Middle East leaders discuss popular desire for democracy, equality
(February 24, 2011) The political changes spreading across North Africa and the Middle
East show the people's desire for democracy and equality, said Christian and Muslim
leaders, including several from Egypt where popular demonstrations toppled the government
of President Hosni Mubarak. Speaking on February 23rd at the Rome-based
Community of Sant'Egidio, Catholic bishops and Muslim leaders from around the region
admitted they did not know exactly what the future would hold, but the grass-roots
democracy movements seemed to indicate a growing recognition that when one religious
or ethnic group suffers systematic discrimination, true democracy does not exist for
anyone in the country.
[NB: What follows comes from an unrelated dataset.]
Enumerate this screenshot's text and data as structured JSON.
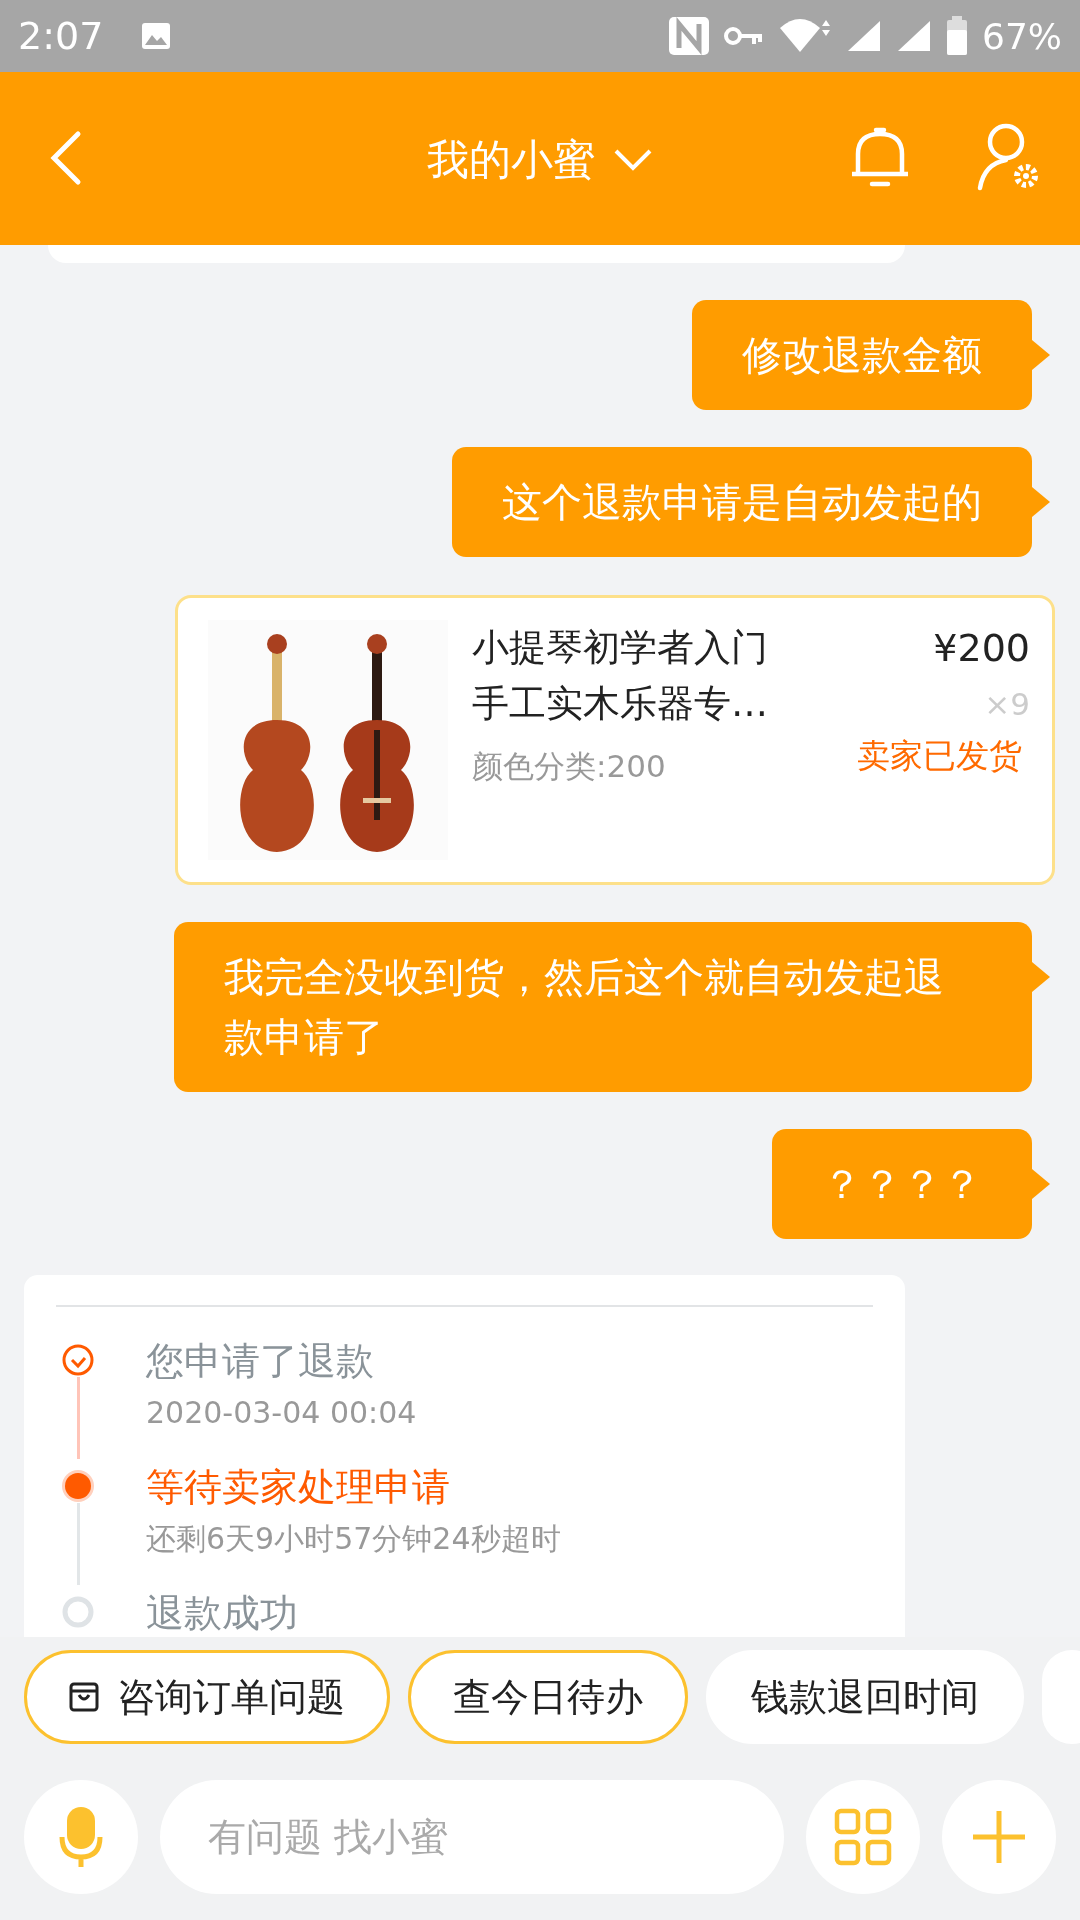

The religious leaders, scholars and diplomats participating
in the Sant'Egidio discussion about Christian-Muslim coexistence in the Middle East
stood for a moment of silence to honour the victims of the recent push for democratic
reforms. Franco Frattini, Italy's foreign minister, told the group that unlike in
Egypt and Tunisia where protests were largely peaceful, in Col. Moammar Gadhafi's
Libya, "there has been horrible bloodshed with the deaths of more than 1,000 Libyans."
The Egyptian protests, which saw Muslims and Christians standing side by side calling
for democracy and constitutional reforms, demonstrated that "the more democracy and
freedom there is, the more the freedom of each individual is respected and guaranteed,"
Frattini said. Mohammed Esslimani, a Muslim theologian, was in Cairo during the protests
and read from the diary he kept filled with stories of Christians and Muslims standing
together in Egypt and helping one another.